Dans les favelas de Panama City, il est fréquent que Descalzos perde la trace de l’un de ses petits soldats, souvent engagés par les narcos pour faire passer de la drogue. "Quand on est passé dans une prison panaméenne, poursuit le fondateur de l’ONG, on fait tout pour ne pas y revenir. Ici comme en France, les mineurs sont quant à eux libérés au bout de deux ans. Alors ce sont eux, les mules. La semaine dernière, un petit de 8 ans s’est pointé à l’entraînement avec un sachet de crack et 200 grammes de cocaïne.".

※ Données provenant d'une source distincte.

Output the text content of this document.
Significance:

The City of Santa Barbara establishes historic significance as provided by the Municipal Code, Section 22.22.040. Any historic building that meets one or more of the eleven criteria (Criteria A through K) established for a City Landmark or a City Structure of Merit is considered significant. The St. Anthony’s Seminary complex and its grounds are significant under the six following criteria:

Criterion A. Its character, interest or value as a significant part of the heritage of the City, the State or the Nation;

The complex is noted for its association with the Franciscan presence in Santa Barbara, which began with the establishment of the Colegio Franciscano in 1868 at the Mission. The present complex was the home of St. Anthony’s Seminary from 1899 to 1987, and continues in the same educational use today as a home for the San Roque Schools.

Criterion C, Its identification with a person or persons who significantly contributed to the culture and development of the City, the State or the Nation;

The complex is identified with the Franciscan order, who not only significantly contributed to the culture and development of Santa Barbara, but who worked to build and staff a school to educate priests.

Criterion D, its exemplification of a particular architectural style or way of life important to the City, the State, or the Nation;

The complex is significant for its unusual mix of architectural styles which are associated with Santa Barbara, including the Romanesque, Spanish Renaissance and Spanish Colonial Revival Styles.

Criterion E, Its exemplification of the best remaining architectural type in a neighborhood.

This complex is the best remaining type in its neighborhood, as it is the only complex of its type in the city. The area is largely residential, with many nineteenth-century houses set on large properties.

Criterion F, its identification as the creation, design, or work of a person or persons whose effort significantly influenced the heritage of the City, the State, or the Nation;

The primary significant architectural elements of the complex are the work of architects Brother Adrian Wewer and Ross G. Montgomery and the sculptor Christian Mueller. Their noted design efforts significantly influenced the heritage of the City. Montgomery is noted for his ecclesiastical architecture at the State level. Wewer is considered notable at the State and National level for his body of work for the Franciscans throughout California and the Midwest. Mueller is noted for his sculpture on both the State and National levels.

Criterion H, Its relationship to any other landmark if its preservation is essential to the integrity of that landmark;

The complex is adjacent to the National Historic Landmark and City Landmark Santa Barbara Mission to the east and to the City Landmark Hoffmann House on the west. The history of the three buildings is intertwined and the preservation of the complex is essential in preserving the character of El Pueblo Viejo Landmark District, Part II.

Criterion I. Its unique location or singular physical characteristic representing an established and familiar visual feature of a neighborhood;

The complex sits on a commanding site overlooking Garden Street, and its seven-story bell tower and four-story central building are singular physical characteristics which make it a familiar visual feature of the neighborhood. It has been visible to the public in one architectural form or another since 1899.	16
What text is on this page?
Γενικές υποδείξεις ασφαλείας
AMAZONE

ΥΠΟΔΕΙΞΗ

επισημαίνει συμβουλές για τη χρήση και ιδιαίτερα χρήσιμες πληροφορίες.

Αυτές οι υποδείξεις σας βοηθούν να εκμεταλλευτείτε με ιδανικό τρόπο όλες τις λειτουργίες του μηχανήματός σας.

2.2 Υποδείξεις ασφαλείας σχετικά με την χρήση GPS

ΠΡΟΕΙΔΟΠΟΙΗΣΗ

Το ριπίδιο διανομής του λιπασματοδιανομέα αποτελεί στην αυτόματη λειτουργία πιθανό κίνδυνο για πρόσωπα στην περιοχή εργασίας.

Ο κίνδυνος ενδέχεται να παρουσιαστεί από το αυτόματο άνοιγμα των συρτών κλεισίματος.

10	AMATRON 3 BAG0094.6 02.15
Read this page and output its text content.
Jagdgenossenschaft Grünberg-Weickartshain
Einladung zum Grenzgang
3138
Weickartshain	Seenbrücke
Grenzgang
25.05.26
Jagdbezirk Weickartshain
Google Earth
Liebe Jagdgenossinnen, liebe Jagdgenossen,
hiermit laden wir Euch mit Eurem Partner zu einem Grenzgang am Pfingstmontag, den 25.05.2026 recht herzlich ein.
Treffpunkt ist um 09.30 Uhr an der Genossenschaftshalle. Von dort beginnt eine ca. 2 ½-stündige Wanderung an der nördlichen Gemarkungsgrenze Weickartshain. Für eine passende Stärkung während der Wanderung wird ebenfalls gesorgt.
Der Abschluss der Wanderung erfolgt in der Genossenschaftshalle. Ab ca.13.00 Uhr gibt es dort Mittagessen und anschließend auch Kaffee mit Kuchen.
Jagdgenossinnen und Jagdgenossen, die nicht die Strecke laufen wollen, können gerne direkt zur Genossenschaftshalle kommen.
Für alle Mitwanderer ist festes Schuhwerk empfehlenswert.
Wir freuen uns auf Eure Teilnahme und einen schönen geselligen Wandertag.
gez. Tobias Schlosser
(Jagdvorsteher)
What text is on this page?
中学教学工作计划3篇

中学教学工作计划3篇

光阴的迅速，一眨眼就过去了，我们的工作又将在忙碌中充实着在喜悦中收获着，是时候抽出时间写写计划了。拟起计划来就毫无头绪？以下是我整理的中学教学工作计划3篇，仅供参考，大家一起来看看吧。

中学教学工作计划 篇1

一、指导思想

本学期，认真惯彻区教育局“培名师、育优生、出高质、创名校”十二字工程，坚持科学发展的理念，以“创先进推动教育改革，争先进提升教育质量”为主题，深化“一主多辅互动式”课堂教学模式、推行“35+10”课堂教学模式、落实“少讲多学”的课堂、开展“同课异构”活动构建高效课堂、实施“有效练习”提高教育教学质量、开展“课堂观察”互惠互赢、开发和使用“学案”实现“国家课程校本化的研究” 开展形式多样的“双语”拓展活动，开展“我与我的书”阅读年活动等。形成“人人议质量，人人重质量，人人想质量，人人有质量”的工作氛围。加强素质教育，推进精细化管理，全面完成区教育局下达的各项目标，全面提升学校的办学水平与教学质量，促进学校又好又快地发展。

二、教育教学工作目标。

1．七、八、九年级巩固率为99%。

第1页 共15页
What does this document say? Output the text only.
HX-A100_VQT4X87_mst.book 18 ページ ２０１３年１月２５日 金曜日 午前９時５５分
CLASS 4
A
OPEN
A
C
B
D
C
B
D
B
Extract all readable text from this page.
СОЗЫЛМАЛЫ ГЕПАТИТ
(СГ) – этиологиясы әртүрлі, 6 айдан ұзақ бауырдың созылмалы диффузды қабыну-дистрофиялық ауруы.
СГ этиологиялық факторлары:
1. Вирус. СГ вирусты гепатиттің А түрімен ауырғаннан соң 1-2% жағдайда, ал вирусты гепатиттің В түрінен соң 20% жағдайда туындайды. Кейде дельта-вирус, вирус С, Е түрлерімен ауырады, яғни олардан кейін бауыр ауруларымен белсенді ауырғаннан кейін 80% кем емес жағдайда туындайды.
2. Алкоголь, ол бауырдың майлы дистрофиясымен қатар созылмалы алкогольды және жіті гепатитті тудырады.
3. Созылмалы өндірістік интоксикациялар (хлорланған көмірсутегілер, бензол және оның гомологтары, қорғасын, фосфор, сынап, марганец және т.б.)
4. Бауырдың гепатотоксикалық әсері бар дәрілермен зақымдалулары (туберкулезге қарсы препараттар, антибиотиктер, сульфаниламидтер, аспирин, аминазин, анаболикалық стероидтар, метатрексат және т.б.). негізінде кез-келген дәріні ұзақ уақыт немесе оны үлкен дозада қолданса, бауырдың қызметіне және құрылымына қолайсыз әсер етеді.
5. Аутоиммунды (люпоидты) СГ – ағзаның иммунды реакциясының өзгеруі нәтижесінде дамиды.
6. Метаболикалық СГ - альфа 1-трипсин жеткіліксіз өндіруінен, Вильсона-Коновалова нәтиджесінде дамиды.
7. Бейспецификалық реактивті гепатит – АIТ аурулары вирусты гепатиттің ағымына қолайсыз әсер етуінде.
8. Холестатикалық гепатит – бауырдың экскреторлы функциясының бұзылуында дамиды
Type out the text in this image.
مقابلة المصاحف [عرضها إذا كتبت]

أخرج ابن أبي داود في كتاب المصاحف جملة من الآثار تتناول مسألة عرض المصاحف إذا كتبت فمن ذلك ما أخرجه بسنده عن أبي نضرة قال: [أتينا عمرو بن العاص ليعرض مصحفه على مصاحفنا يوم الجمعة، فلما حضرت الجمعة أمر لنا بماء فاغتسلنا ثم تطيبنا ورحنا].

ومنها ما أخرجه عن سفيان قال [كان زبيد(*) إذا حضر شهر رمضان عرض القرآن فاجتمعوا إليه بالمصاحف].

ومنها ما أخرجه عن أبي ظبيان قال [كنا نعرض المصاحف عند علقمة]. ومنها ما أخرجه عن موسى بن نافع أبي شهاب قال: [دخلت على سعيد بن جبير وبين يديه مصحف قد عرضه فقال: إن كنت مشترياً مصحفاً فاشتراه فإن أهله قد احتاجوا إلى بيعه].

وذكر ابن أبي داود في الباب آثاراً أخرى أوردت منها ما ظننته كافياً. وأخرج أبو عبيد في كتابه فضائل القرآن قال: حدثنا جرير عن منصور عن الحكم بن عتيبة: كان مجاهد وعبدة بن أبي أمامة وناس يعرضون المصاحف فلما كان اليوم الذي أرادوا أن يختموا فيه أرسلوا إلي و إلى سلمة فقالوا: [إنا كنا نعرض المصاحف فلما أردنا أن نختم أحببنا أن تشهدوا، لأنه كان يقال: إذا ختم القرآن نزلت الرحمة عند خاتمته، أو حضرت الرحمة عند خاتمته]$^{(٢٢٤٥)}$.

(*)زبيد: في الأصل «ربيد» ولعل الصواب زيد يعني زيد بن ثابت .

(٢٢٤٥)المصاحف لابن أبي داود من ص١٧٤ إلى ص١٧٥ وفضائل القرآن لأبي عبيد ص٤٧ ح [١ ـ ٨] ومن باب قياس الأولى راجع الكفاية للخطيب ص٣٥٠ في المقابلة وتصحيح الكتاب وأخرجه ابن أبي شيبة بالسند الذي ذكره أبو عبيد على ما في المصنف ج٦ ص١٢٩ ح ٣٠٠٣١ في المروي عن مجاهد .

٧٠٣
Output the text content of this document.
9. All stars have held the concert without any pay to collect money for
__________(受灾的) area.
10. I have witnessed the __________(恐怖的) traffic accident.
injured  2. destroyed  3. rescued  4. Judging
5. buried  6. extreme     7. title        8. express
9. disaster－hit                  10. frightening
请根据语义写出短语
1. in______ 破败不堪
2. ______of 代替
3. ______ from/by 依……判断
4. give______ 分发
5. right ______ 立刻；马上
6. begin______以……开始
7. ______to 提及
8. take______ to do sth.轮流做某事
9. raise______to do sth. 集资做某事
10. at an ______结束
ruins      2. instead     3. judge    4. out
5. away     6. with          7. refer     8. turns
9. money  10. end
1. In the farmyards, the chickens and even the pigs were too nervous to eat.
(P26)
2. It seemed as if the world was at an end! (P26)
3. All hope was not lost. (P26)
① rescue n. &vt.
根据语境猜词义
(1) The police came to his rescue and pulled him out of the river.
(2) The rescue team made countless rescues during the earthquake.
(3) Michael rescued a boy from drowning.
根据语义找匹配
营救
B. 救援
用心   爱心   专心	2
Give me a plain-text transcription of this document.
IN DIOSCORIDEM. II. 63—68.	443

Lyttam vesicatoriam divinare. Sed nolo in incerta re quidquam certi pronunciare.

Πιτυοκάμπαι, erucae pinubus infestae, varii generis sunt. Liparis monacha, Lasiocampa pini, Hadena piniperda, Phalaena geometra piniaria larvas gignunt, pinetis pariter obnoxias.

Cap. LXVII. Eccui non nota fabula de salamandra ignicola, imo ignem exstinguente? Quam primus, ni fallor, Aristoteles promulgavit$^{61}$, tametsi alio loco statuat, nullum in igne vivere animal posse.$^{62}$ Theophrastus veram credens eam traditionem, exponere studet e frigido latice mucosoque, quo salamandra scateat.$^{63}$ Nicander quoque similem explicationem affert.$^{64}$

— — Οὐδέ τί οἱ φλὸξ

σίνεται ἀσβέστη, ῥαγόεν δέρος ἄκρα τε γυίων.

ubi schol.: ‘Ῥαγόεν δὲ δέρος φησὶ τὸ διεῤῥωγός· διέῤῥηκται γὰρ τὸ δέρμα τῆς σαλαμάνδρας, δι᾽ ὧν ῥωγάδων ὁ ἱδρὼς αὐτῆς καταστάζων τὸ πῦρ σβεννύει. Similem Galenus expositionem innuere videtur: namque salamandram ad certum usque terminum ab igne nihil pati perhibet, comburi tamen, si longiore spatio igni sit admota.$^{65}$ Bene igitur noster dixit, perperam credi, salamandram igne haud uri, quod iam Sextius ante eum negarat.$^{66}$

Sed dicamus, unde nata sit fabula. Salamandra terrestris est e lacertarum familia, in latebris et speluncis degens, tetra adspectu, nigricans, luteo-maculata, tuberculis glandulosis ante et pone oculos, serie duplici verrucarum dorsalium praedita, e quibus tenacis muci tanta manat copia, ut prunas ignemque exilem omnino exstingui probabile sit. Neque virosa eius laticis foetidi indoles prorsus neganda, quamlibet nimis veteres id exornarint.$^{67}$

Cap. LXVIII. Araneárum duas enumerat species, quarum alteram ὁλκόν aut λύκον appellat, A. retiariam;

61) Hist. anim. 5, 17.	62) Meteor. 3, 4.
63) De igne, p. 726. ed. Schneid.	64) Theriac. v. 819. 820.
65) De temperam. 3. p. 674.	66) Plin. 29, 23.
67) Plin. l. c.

Lorsque survient l’improbable, c’est à Julio, l’un des éducateurs de l’association, que revient la charge du sermon. Julio ? À 30 ans, il est lui aussi un enfant du quartier déshérité de San Miguelito. Mécano dans le civil, il a quitté la maison familiale à l’adolescence, un matin où son père criait trop fort. Il raconte : "Ce jour-là, j’ai claqué la porte et j’ai marché plusieurs heures. Dans un parc de la ville, je suis tombé sur un Gallois, un Néo-Zélandais et un Anglais qui jouaient avec un ballon ovale. Je les ai regardés un moment puis ils m’ont demandé de les rejoindre. Tout a démarré ainsi. Ce fut comme un coup de foudre." Un coup de foudre qui lui coûta, plus tard, un mariage : "Ma famille détestait le rugby et le jour où je suis rentré d’un match avec la dent cassée, ma femme m’a demandé d’arrêter de jouer. Quand j’ai refusé, elle a demandé le divorce." Deux ans plus tard, Julio s’occupe une fois par semaine des 70 rugbymen des rues que regroupe tous les samedis Descalzos. Il n’est plus marié, certes. Mais il a récemment accroché une sélection avec l’équipe nationale du Panama…

Du rugby chez les Kunas

Mais au Panama, Descalzos n’œuvre pas seulement sur le front de la rue. Depuis quelques mois, les bénévoles de Franck Villard travaillent ainsi en étroite collaboration avec les communautés indiennes, pour la plupart repliées dans l’archipel de San Blas. German White, l’un des acolytes de Villard chez les "pieds nus", explique : "Quand les colons espagnols ont massacré tout le monde, les Indiens se sont réfugiés dans les îles. La vie y était plus facile que dans la forêt : il n’y avait pas de moustiques, pas d’animaux sauvages, pas de mygales. Les Kunas, qui vivaient de la chasse et de la cueillette, sont devenus au fil du temps des pêcheurs." Le territoire des Kunas, protégé par une frontière à péage et rapportant tous les ans 2,5 millions d’euros aux chefs indiens, est situé à 200 kilomètres de Panama City et seulement accessible via une piste très accidentée. Il y a, à la fin de ce chemin de montagne, la mer des Caraïbes, l’archipel de San Blas et, sur ses îles alentour, les quelque 2 000 Kunas y perpétuant leurs traditions. "La société indienne est très hiérarchisée, explique Franck Villard. Elle a aussi la particularité d’être matriarcale. Ici, ce sont les femmes qui possèdent la terre. Elles se la transmettent de mère en fille. Chez les Kunas, les hommes n’ont droit à rien." S’ils disposent de leur propre mode de fonctionnement sociétal, les Kunas ont également leur justice à eux. Le châtiment pour un homicide ? Être enterré vivant aux côtés de la victime. La peine pour un détournement de fonds ? Être immobilisé à la vue de tous, au centre du village et quatre jours durant, par un énorme rondin de bois attaché la cuisse. "Ça passe le goût du crime, sourit Villard. Il y a quelque temps, la famille d’un suspect a d’ailleurs caché le fugitif dans la forêt avant de le livrer à la police panaméenne pour éviter qu’il ne soit jugé par les villageois."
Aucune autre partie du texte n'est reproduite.